Abstract

The text provides an analysis of the dominant syntactic features in the poetry book Red Planet by Goran Korunović, one of the most notable contemporary Serbian poets. The analysis of the text has revealed that in the prose fragments, sentence simplicity is achieved through the use of specific sentence types based on meaning, realized through coordinating relationships within communicative sentences, employed dependent clauses, and predicate actualization. Furthermore, the prose text lacks extensive syntagms, sentence condensers, and interpolation and inversion of sentence constituents demanding for reception. In the poetic section of the Red Planet, there is a slight change in syntactic composition: more demanding sentence constructions, an interweaving of multiple dependent clauses, and occasional verb condensers, appositives, and more complex syntagms occur.
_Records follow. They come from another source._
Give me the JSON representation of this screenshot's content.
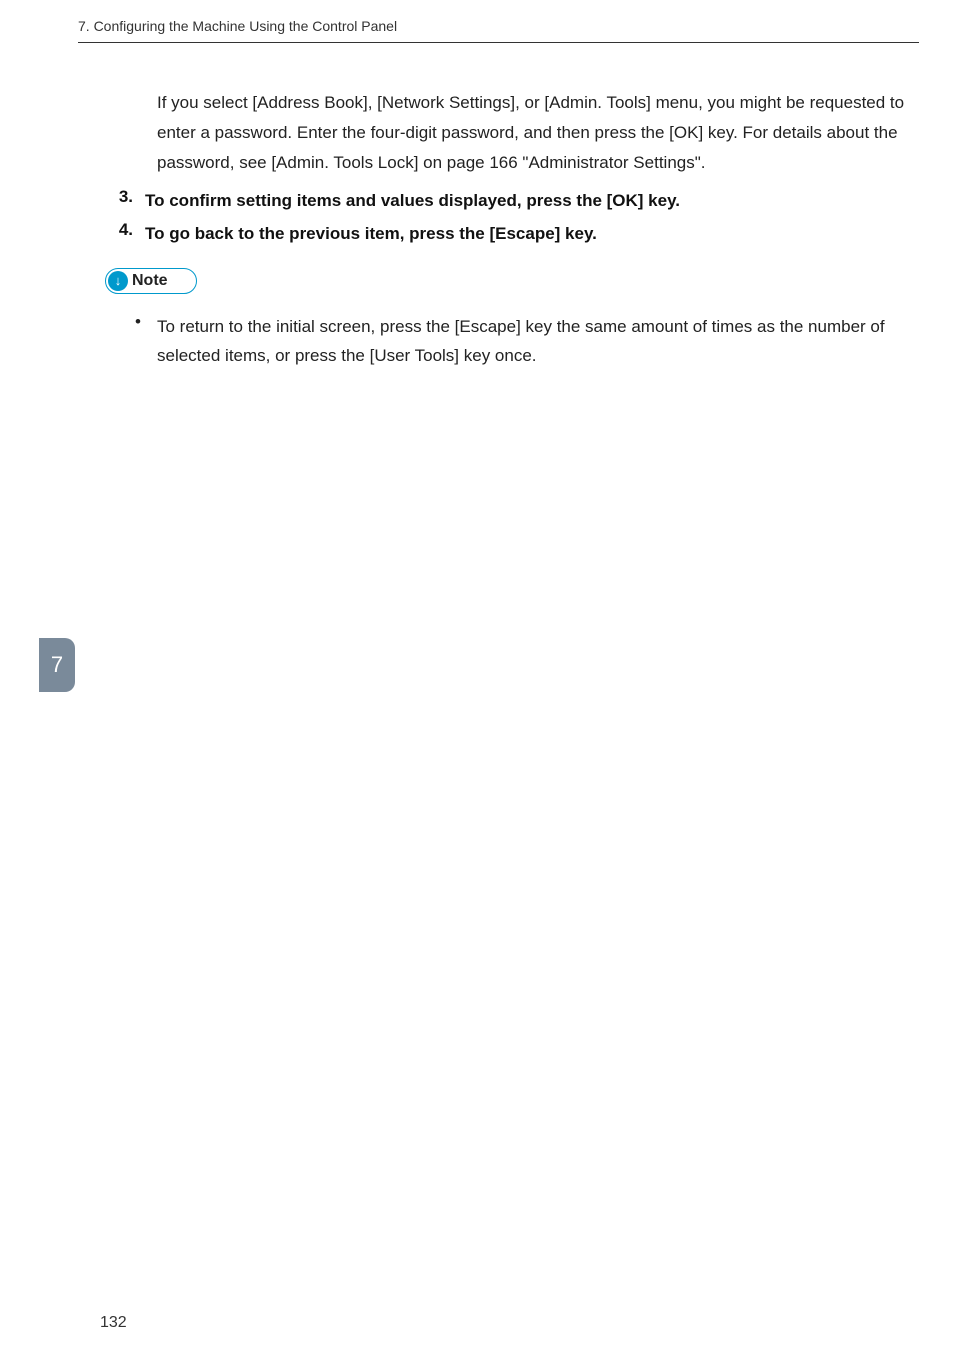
{
  "header": {
    "chapter_title": "7. Configuring the Machine Using the Control Panel"
  },
  "body": {
    "intro_paragraph": "If you select [Address Book], [Network Settings], or [Admin. Tools] menu, you might be requested to enter a password. Enter the four-digit password, and then press the [OK] key. For details about the password, see [Admin. Tools Lock] on page 166 \"Administrator Settings\"."
  },
  "steps": [
    {
      "num": "3.",
      "text": "To confirm setting items and values displayed, press the [OK] key."
    },
    {
      "num": "4.",
      "text": "To go back to the previous item, press the [Escape] key."
    }
  ],
  "note": {
    "label": "Note",
    "bullet": "To return to the initial screen, press the [Escape] key the same amount of times as the number of selected items, or press the [User Tools] key once."
  },
  "side_tab": {
    "number": "7"
  },
  "footer": {
    "page_number": "132"
  }
}
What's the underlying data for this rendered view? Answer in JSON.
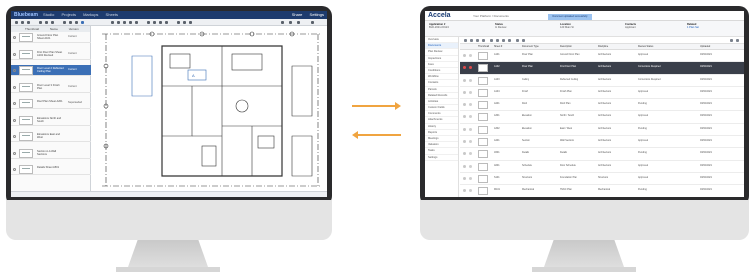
{
  "left_app": {
    "brand": "Bluebeam",
    "tabs": [
      "Studio",
      "Projects",
      "Markups",
      "Sheets"
    ],
    "right_items": [
      "Share",
      "Settings"
    ],
    "columns": [
      "Thumbnail",
      "Name",
      "Version"
    ],
    "sheets": [
      {
        "name": "Ground Floor Plan Sheet A101",
        "version": "Current"
      },
      {
        "name": "First Floor Plan Sheet A102 Revised",
        "version": "Current"
      },
      {
        "name": "Floor Level 2 Reflected Ceiling Plan",
        "version": "Current"
      },
      {
        "name": "Floor Level 3 Finish Plan",
        "version": "Current"
      },
      {
        "name": "Roof Plan Sheet A201",
        "version": "Superseded"
      },
      {
        "name": "Elevations North and South",
        "version": ""
      },
      {
        "name": "Elevations East and West",
        "version": ""
      },
      {
        "name": "Section A-A Wall Sections",
        "version": ""
      },
      {
        "name": "Details Sheet A501",
        "version": ""
      }
    ]
  },
  "right_app": {
    "brand": "Accela",
    "breadcrumb": "Your Platform / Documents",
    "banner": "Document uploaded successfully",
    "info": [
      {
        "label": "Application #",
        "value": "BLD-2021-00124"
      },
      {
        "label": "Status",
        "value": "In Review"
      },
      {
        "label": "Location",
        "value": "123 Main St"
      },
      {
        "label": "Contacts",
        "value": "Applicant"
      },
      {
        "label": "Related",
        "value": "1 Plan Set"
      }
    ],
    "nav": [
      "Overview",
      "Documents",
      "Plan Review",
      "Inspections",
      "Fees",
      "Conditions",
      "Workflow",
      "Contacts",
      "Parcels",
      "Related Records",
      "Activities",
      "Custom Fields",
      "Comments",
      "Attachments",
      "History",
      "Reports",
      "Meetings",
      "Valuation",
      "Tasks",
      "Settings"
    ],
    "grid_columns": [
      "",
      "Thumbnail",
      "Sheet #",
      "Document Type",
      "Description",
      "Discipline",
      "Review Status",
      "Uploaded"
    ],
    "rows": [
      {
        "sheet": "A101",
        "type": "Floor Plan",
        "desc": "Ground Floor Plan",
        "disc": "Architectural",
        "status": "Approved",
        "date": "03/02/2021"
      },
      {
        "sheet": "A102",
        "type": "Floor Plan",
        "desc": "First Floor Plan",
        "disc": "Architectural",
        "status": "Corrections Required",
        "date": "03/02/2021"
      },
      {
        "sheet": "A103",
        "type": "Ceiling",
        "desc": "Reflected Ceiling",
        "disc": "Architectural",
        "status": "Corrections Required",
        "date": "03/02/2021"
      },
      {
        "sheet": "A104",
        "type": "Finish",
        "desc": "Finish Plan",
        "disc": "Architectural",
        "status": "Approved",
        "date": "03/02/2021"
      },
      {
        "sheet": "A201",
        "type": "Roof",
        "desc": "Roof Plan",
        "disc": "Architectural",
        "status": "Pending",
        "date": "03/02/2021"
      },
      {
        "sheet": "A301",
        "type": "Elevation",
        "desc": "North / South",
        "disc": "Architectural",
        "status": "Approved",
        "date": "03/02/2021"
      },
      {
        "sheet": "A302",
        "type": "Elevation",
        "desc": "East / West",
        "disc": "Architectural",
        "status": "Pending",
        "date": "03/02/2021"
      },
      {
        "sheet": "A401",
        "type": "Section",
        "desc": "Wall Sections",
        "disc": "Architectural",
        "status": "Approved",
        "date": "03/02/2021"
      },
      {
        "sheet": "A501",
        "type": "Details",
        "desc": "Details",
        "disc": "Architectural",
        "status": "Pending",
        "date": "03/02/2021"
      },
      {
        "sheet": "A601",
        "type": "Schedule",
        "desc": "Door Schedule",
        "disc": "Architectural",
        "status": "Approved",
        "date": "03/02/2021"
      },
      {
        "sheet": "S101",
        "type": "Structural",
        "desc": "Foundation Plan",
        "disc": "Structural",
        "status": "Approved",
        "date": "03/02/2021"
      },
      {
        "sheet": "M101",
        "type": "Mechanical",
        "desc": "HVAC Plan",
        "disc": "Mechanical",
        "status": "Pending",
        "date": "03/02/2021"
      }
    ]
  },
  "colors": {
    "arrow": "#f0a440",
    "left_header": "#1d3b6e",
    "selection": "#3b6fb6",
    "right_selection": "#3a3f4a",
    "bezel": "#2a2a2c"
  }
}
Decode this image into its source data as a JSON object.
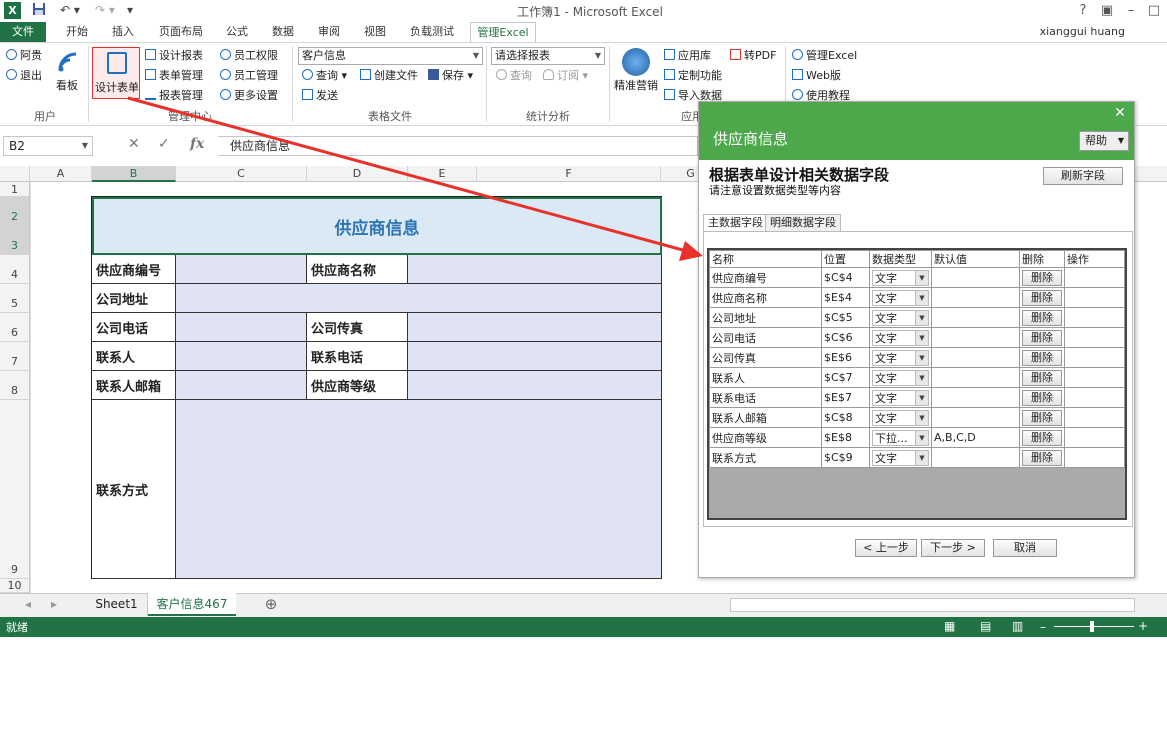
{
  "window": {
    "title": "工作簿1 - Microsoft Excel",
    "user": "xianggui huang"
  },
  "tabs": [
    "文件",
    "开始",
    "插入",
    "页面布局",
    "公式",
    "数据",
    "审阅",
    "视图",
    "负载测试",
    "管理Excel"
  ],
  "ribbon": {
    "user_group": {
      "items": [
        "阿贵",
        "退出"
      ],
      "big": "看板",
      "label": "用户"
    },
    "manage_group": {
      "design": "设计表单",
      "items": [
        "设计报表",
        "表单管理",
        "报表管理",
        "员工权限",
        "员工管理",
        "更多设置"
      ],
      "label": "管理中心"
    },
    "file_group": {
      "combo": "客户信息",
      "items": [
        "查询",
        "创建文件",
        "保存",
        "发送"
      ],
      "label": "表格文件"
    },
    "stats_group": {
      "combo": "请选择报表",
      "items": [
        "查询",
        "订阅"
      ],
      "label": "统计分析"
    },
    "app_group": {
      "big": "精准营销",
      "items": [
        "应用库",
        "转PDF",
        "定制功能",
        "导入数据"
      ],
      "label": "应用"
    },
    "extra_group": {
      "items": [
        "管理Excel",
        "Web版",
        "使用教程"
      ]
    }
  },
  "formula_bar": {
    "name_box": "B2",
    "fx": "fx",
    "formula": "供应商信息"
  },
  "columns": [
    "A",
    "B",
    "C",
    "D",
    "E",
    "F",
    "G"
  ],
  "rows": [
    "1",
    "2",
    "3",
    "4",
    "5",
    "6",
    "7",
    "8",
    "9",
    "10"
  ],
  "sheet": {
    "title": "供应商信息",
    "labels": {
      "supplier_no": "供应商编号",
      "supplier_name": "供应商名称",
      "address": "公司地址",
      "phone": "公司电话",
      "fax": "公司传真",
      "contact": "联系人",
      "contact_phone": "联系电话",
      "contact_email": "联系人邮箱",
      "level": "供应商等级",
      "contact_method": "联系方式"
    }
  },
  "sheet_tabs": [
    "Sheet1",
    "客户信息467"
  ],
  "status": {
    "ready": "就绪"
  },
  "dialog": {
    "title": "供应商信息",
    "help": "帮助",
    "heading": "根据表单设计相关数据字段",
    "subheading": "请注意设置数据类型等内容",
    "refresh": "刷新字段",
    "tabs": [
      "主数据字段",
      "明细数据字段"
    ],
    "table_headers": [
      "名称",
      "位置",
      "数据类型",
      "默认值",
      "删除",
      "操作"
    ],
    "fields": [
      {
        "name": "供应商编号",
        "pos": "$C$4",
        "type": "文字",
        "default": "",
        "del": "删除"
      },
      {
        "name": "供应商名称",
        "pos": "$E$4",
        "type": "文字",
        "default": "",
        "del": "删除"
      },
      {
        "name": "公司地址",
        "pos": "$C$5",
        "type": "文字",
        "default": "",
        "del": "删除"
      },
      {
        "name": "公司电话",
        "pos": "$C$6",
        "type": "文字",
        "default": "",
        "del": "删除"
      },
      {
        "name": "公司传真",
        "pos": "$E$6",
        "type": "文字",
        "default": "",
        "del": "删除"
      },
      {
        "name": "联系人",
        "pos": "$C$7",
        "type": "文字",
        "default": "",
        "del": "删除"
      },
      {
        "name": "联系电话",
        "pos": "$E$7",
        "type": "文字",
        "default": "",
        "del": "删除"
      },
      {
        "name": "联系人邮箱",
        "pos": "$C$8",
        "type": "文字",
        "default": "",
        "del": "删除"
      },
      {
        "name": "供应商等级",
        "pos": "$E$8",
        "type": "下拉...",
        "default": "A,B,C,D",
        "del": "删除"
      },
      {
        "name": "联系方式",
        "pos": "$C$9",
        "type": "文字",
        "default": "",
        "del": "删除"
      }
    ],
    "prev": "< 上一步",
    "next": "下一步 >",
    "cancel": "取消"
  },
  "colors": {
    "excel_green": "#217346",
    "dialog_green": "#4ca84a",
    "arrow_red": "#e8312b",
    "cell_fill": "#dfe3f3"
  }
}
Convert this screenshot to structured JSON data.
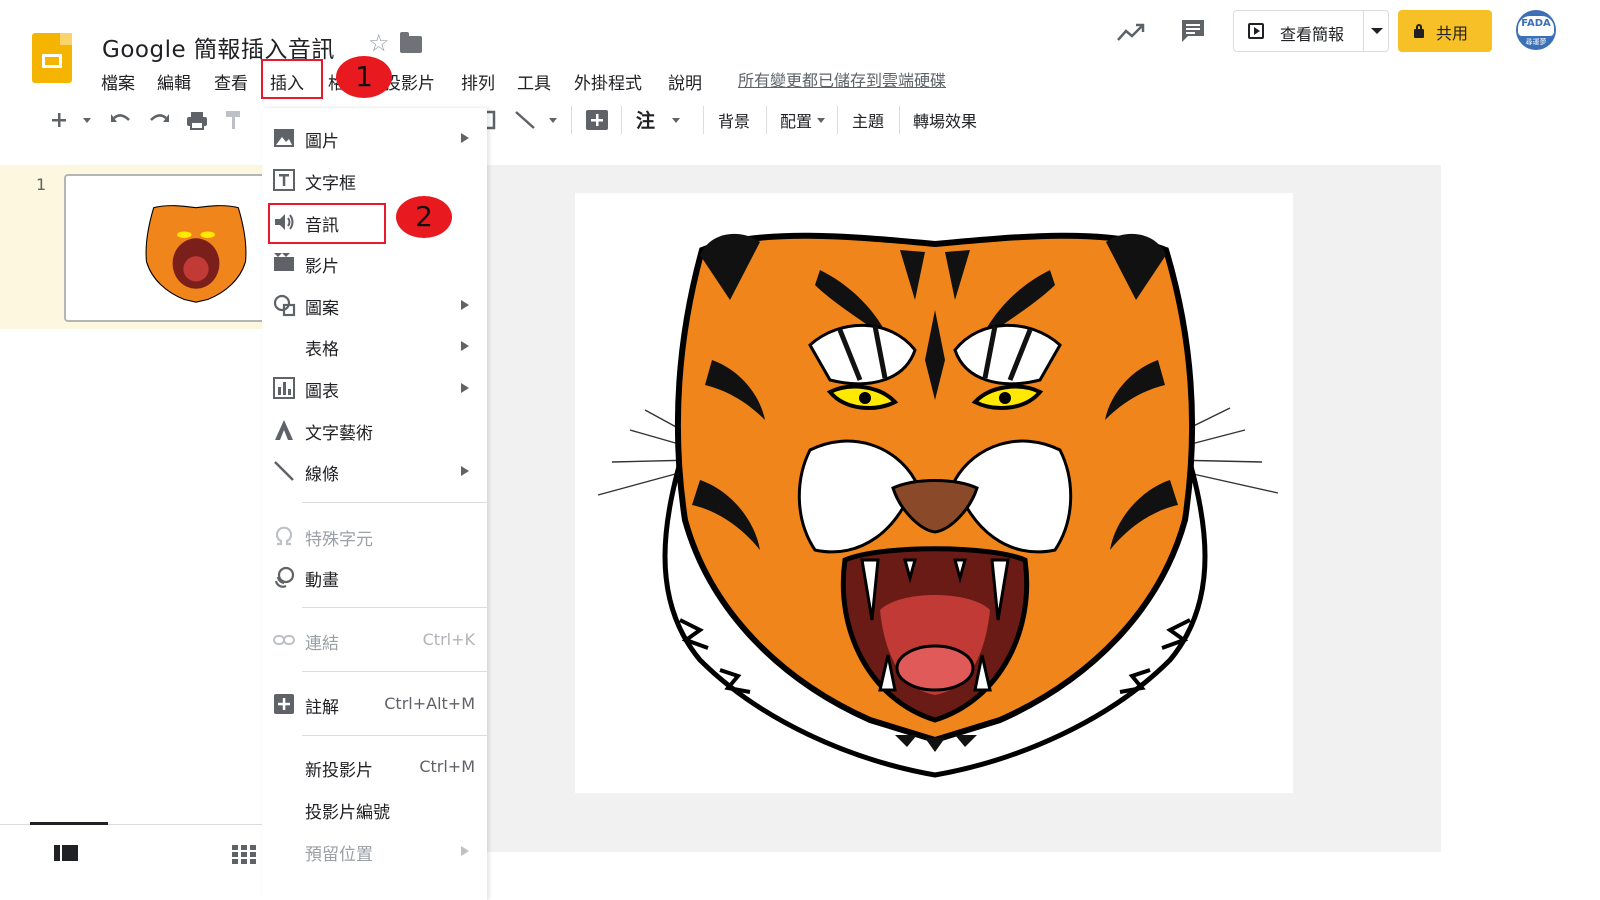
{
  "header": {
    "title": "Google 簡報插入音訊",
    "menu": [
      "檔案",
      "編輯",
      "查看",
      "插入",
      "格",
      "投影片",
      "排列",
      "工具",
      "外掛程式",
      "說明"
    ],
    "save_status": "所有變更都已儲存到雲端硬碟",
    "present_label": "查看簡報",
    "share_label": "共用",
    "avatar_text": "FADA",
    "avatar_sub": "尋運夢"
  },
  "callouts": {
    "step1": "1",
    "step2": "2"
  },
  "toolbar": {
    "comment_label": "注",
    "background_label": "背景",
    "layout_label": "配置",
    "theme_label": "主題",
    "transition_label": "轉場效果"
  },
  "filmstrip": {
    "slide_number": "1"
  },
  "insert_menu": {
    "items": [
      {
        "label": "圖片",
        "submenu": true
      },
      {
        "label": "文字框"
      },
      {
        "label": "音訊"
      },
      {
        "label": "影片"
      },
      {
        "label": "圖案",
        "submenu": true
      },
      {
        "label": "表格",
        "submenu": true
      },
      {
        "label": "圖表",
        "submenu": true
      },
      {
        "label": "文字藝術"
      },
      {
        "label": "線條",
        "submenu": true
      },
      {
        "label": "特殊字元",
        "disabled": true
      },
      {
        "label": "動畫"
      },
      {
        "label": "連結",
        "shortcut": "Ctrl+K",
        "disabled": true
      },
      {
        "label": "註解",
        "shortcut": "Ctrl+Alt+M"
      },
      {
        "label": "新投影片",
        "shortcut": "Ctrl+M"
      },
      {
        "label": "投影片編號"
      },
      {
        "label": "預留位置",
        "submenu": true,
        "disabled": true
      }
    ]
  },
  "colors": {
    "accent_yellow": "#f6c026",
    "logo_yellow": "#f4b400",
    "highlight_red": "#e8192c",
    "tiger_orange": "#f0861b"
  },
  "icons": {
    "logo": "slides-logo-icon",
    "star": "star-icon",
    "folder": "folder-icon",
    "trend": "activity-trend-icon",
    "comment": "comment-icon"
  }
}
These mentioned aspects of syntactic shaping are closely related to the semantic layer of the text, suggesting the immediacy of the narrator's discourse, a sense of emotional distance, and perceptual limitations in encountering a new and different world. Additionally, subtle deviations from the uniform prevailing syntactic groundwork are derived, conveying the quality of the narrator's consciousness and the procedural nature of the events in which they participate and unfold within them. All of the above demonstrates the skilfull and artistically relevant shaping of the world of the Red Planet, one of the most remarkable works in contemporary Serbian literature.